Crowdfunding is easy today thanks to sites like Kickstarter, Fundable, and GoFundMe. You can share about your crowdfunding campaign on social media. This will also drum up interest for your business before you launch. The internet is a great place to find investors when you really don’t know where to look. You can connect with people all over the world who take an interest in your business.
Crowdfunding also shows you that every little bit really does help. Whether an investor wants to donate $20 or $20,000, it adds up!
Using a crowdfunding website is also an effective use of your time. You can include all the information you want about your business in one easy-to-access place. Visitors can sometimes see who else is investing and get other incentives like cool products and future discounts. However, the entrepreneur still keeps their full stake in the company.
The downside with crowdfunding is that it’s really only a short-term option for financing.

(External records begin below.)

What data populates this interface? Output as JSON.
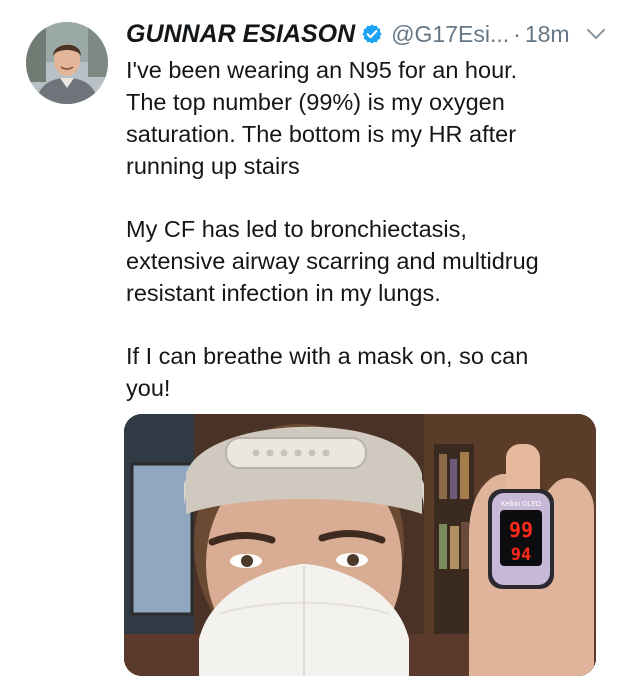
{
  "tweet": {
    "author": {
      "display_name": "GUNNAR ESIASON",
      "handle": "@G17Esi...",
      "separator": "·",
      "timestamp": "18m",
      "verified": true
    },
    "text": {
      "p1_l1": "I've been wearing an N95 for an hour.",
      "p1_l2": "The top number (99%) is my oxygen",
      "p1_l3": "saturation. The bottom is my HR after",
      "p1_l4": "running up stairs",
      "p2_l1": "My CF has led to bronchiectasis,",
      "p2_l2": "extensive airway scarring and multidrug",
      "p2_l3": "resistant infection in my lungs.",
      "p3_l1": "If I can breathe with a mask on, so can",
      "p3_l2": "you!"
    },
    "media": {
      "oximeter_spo2": "99",
      "oximeter_hr": "94",
      "oximeter_brand": "Kelkin  OLED"
    },
    "colors": {
      "verified_blue": "#1da1f2",
      "secondary_text": "#657786",
      "oximeter_led": "#ff2a1a"
    },
    "icons": [
      "verified-badge-icon",
      "chevron-down-icon"
    ]
  }
}
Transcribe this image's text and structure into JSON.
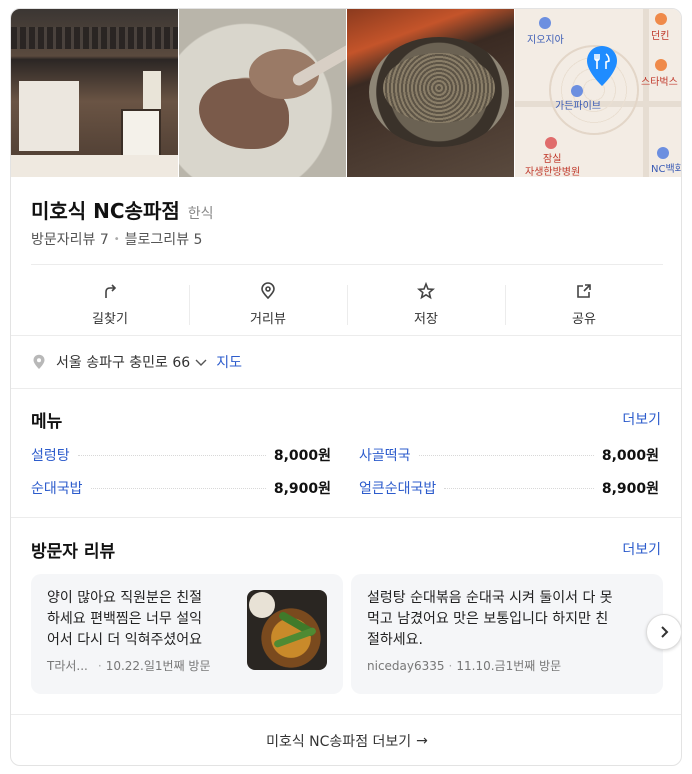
{
  "place": {
    "name": "미호식 NC송파점",
    "category": "한식",
    "visitor_reviews": "방문자리뷰 7",
    "blog_reviews": "블로그리뷰 5"
  },
  "map": {
    "labels": [
      "지오지아",
      "던킨",
      "스타벅스",
      "가든파이브",
      "잠실",
      "자생한방병원",
      "NC백화"
    ]
  },
  "actions": [
    {
      "label": "길찾기",
      "icon": "directions-icon"
    },
    {
      "label": "거리뷰",
      "icon": "map-pin-icon"
    },
    {
      "label": "저장",
      "icon": "star-icon"
    },
    {
      "label": "공유",
      "icon": "share-icon"
    }
  ],
  "address": {
    "text": "서울 송파구 충민로 66",
    "map_link": "지도"
  },
  "menu": {
    "title": "메뉴",
    "more": "더보기",
    "items": [
      {
        "name": "설렁탕",
        "price": "8,000원"
      },
      {
        "name": "사골떡국",
        "price": "8,000원"
      },
      {
        "name": "순대국밥",
        "price": "8,900원"
      },
      {
        "name": "얼큰순대국밥",
        "price": "8,900원"
      }
    ]
  },
  "reviews": {
    "title": "방문자 리뷰",
    "more": "더보기",
    "items": [
      {
        "lines": [
          "양이 많아요 직원분은 친절",
          "하세요 편백찜은 너무 설익",
          "어서 다시 더 익혀주셨어요"
        ],
        "author": "T라서...",
        "meta": "10.22.일1번째 방문"
      },
      {
        "lines": [
          "설렁탕 순대볶음 순대국 시켜 둘이서 다 못",
          "먹고 남겼어요 맛은 보통입니다 하지만 친",
          "절하세요."
        ],
        "author": "niceday6335",
        "meta": "11.10.금1번째 방문"
      }
    ]
  },
  "footer": {
    "more_link": "미호식 NC송파점 더보기",
    "arrow": "→"
  }
}
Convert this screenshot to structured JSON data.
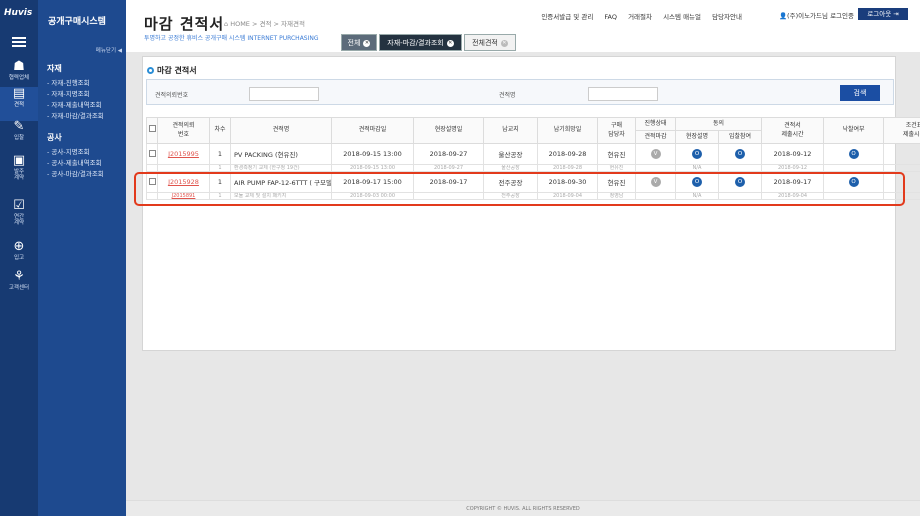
{
  "brand": {
    "logo": "Huvis",
    "system_title": "공개구매시스템"
  },
  "icon_nav": [
    {
      "label": "협력업체",
      "icon": "building-icon"
    },
    {
      "label": "견적",
      "icon": "clipboard-icon"
    },
    {
      "label": "입찰",
      "icon": "gavel-icon"
    },
    {
      "label": "발주\n계약",
      "icon": "document-icon"
    },
    {
      "label": "연간\n계약",
      "icon": "calendar-icon"
    },
    {
      "label": "입고",
      "icon": "globe-icon"
    },
    {
      "label": "고객센터",
      "icon": "plant-icon"
    }
  ],
  "sidebar": {
    "fold_label": "메뉴닫기 ◀",
    "sections": [
      {
        "title": "자재",
        "items": [
          "- 자재-진행조회",
          "- 자재-지명조회",
          "- 자재-제출내역조회",
          "- 자재-마감/결과조회"
        ]
      },
      {
        "title": "공사",
        "items": [
          "- 공사-지명조회",
          "- 공사-제출내역조회",
          "- 공사-마감/결과조회"
        ]
      }
    ]
  },
  "header": {
    "title": "마감 견적서",
    "breadcrumb": "⌂ HOME > 견적 > 자재견적",
    "subtitle": "투명하고 공정한 휴비스 공개구매 시스템 INTERNET PURCHASING",
    "links": [
      "인증서발급 및 관리",
      "FAQ",
      "거래절차",
      "시스템 매뉴얼",
      "담당자안내"
    ],
    "user": "(주)이노가드님 로그인중",
    "logout_label": "로그아웃 ⇥"
  },
  "tabs": [
    {
      "label": "전체",
      "style": "medium"
    },
    {
      "label": "자재-마감/결과조회",
      "style": "dark"
    },
    {
      "label": "전체견적",
      "style": "light"
    }
  ],
  "panel": {
    "title": "마감 견적서",
    "search": {
      "label1": "견적의뢰번호",
      "value1": "",
      "label2": "견적명",
      "value2": "",
      "button": "검색"
    }
  },
  "table": {
    "headers": {
      "no": "견적의뢰\n번호",
      "cnt": "차수",
      "name": "견적명",
      "deadline": "견적마감일",
      "site": "현장설명일",
      "place": "납교지",
      "delivery": "납기희망일",
      "owner": "구매\n담당자",
      "status": "진행상태",
      "status_sub": "견적마감",
      "agree": "동의",
      "agree1": "현장설명",
      "agree2": "입찰참여",
      "submit": "견적서\n제출시간",
      "award": "낙찰여부",
      "cond": "조건표\n제출시간"
    },
    "rows": [
      {
        "no": "J2015995",
        "cnt": "1",
        "name": "PV PACKING (현유진)",
        "deadline": "2018-09-15 13:00",
        "site": "2018-09-27",
        "place": "울산공장",
        "delivery": "2018-09-28",
        "owner": "현유진",
        "status": "V",
        "agree1": "O",
        "agree2": "O",
        "submit": "2018-09-12",
        "award": "O",
        "cond": ""
      },
      {
        "no": "",
        "cnt": "1",
        "name": "환경측정기 교체 (한구정 19건)",
        "deadline": "2018-09-15 13:00",
        "site": "2018-09-27",
        "place": "울산공장",
        "delivery": "2018-09-28",
        "owner": "현유진",
        "status": "",
        "agree1": "N/A",
        "agree2": "",
        "submit": "2018-09-12",
        "award": "",
        "cond": ""
      },
      {
        "no": "J2015928",
        "cnt": "1",
        "name": "AIR PUMP  FAP-12-6TTT ( 구모델/",
        "deadline": "2018-09-17 15:00",
        "site": "2018-09-17",
        "place": "전주공장",
        "delivery": "2018-09-30",
        "owner": "현유진",
        "status": "V",
        "agree1": "O",
        "agree2": "O",
        "submit": "2018-09-17",
        "award": "O",
        "cond": ""
      },
      {
        "no": "J2015891",
        "cnt": "1",
        "name": "모듈 교체 및 설치 패키지",
        "deadline": "2018-09-03 00:00",
        "site": "",
        "place": "전주공장",
        "delivery": "2018-09-04",
        "owner": "정영남",
        "status": "",
        "agree1": "N/A",
        "agree2": "",
        "submit": "2018-09-04",
        "award": "",
        "cond": ""
      }
    ]
  },
  "footer": "COPYRIGHT © HUVIS. ALL RIGHTS RESERVED",
  "colors": {
    "nav": "#173a72",
    "sidebar": "#1e4a8f",
    "accent": "#1b4ea3",
    "highlight": "#e23a1c",
    "link": "#e0544d"
  }
}
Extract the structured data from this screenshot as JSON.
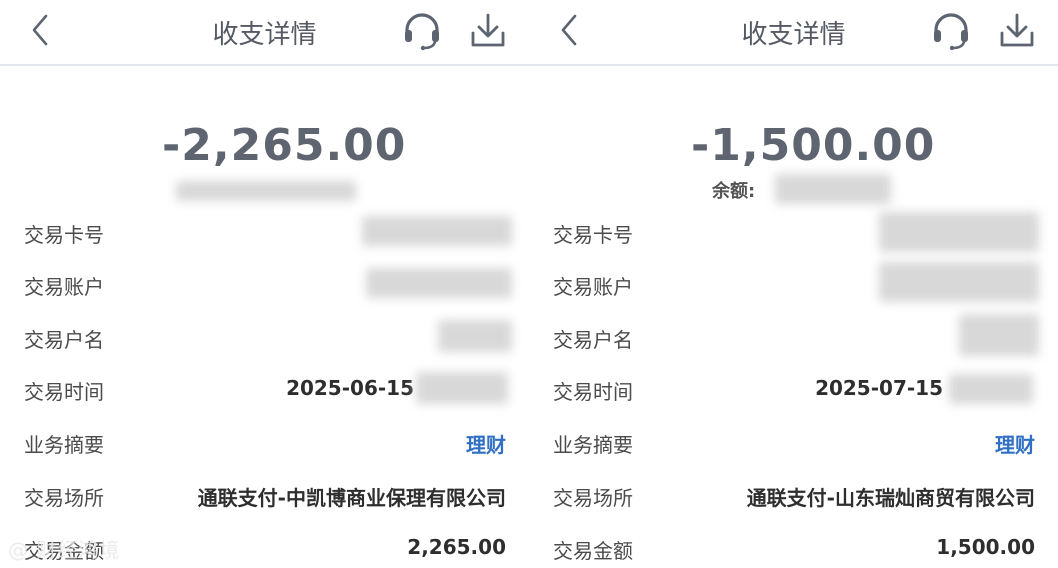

This kind of financing will only help your business with the initial launch. If you need ongoing help with financing your business as it scales, crowdfunding isn’t the best way to go.
Financial Assistance from Family and Friends
Your loved ones have a personal investment in your life. They’re probably the first people you told about your great idea for starting a business. Some of them may be willing to put their money where their mouths are.
It could be difficult to raise money from people in your personal life, but there are ways you can do it that will make it less awkward. Instead of just showing your loved ones a business plan, show them well-research financial projections. Some entrepreneurs might offer their friends and family equity in exchange for financing. Others will only take investments through debt. No matter what you choose to do, make sure you emphasize the risks that come with investing.
Many entrepreneurs will use a combination of these methods to fully fund their businesses. What’s right for you will depend on what type of business you’re building and your personal circumstances.
If you have the means, self-funding your business could be the easy choice. But it does entail a large amount of risk. The Small Business Association offers a number of options for small businesses. If you meet the requirements, you could qualify for a loan that’s guaranteed by the SBA or the SBIC investment program.
Many small businesses get off the ground thanks to venture capitalists who not only invest their money but also their time and experience into your growing your business. Using crowdfunding platforms like Kickstarter and GoFundMe makes financing your business venture easy. Lastly, going to your friends or family for funding is always an option. You might be able to fund your business through just one means or through several.
Getting your business financed is just the beginning. You also need a solid marketing plan. There are still so many decisions you’ll have to make as an entrepreneur. If you can, get as much help from outside sources as possible. One of the ways you can do this is by hiring a business consulting service and networking with other likeminded entrepreneurs. No matter how much business experience you have, you can always benefit from a more experienced entrepreneur.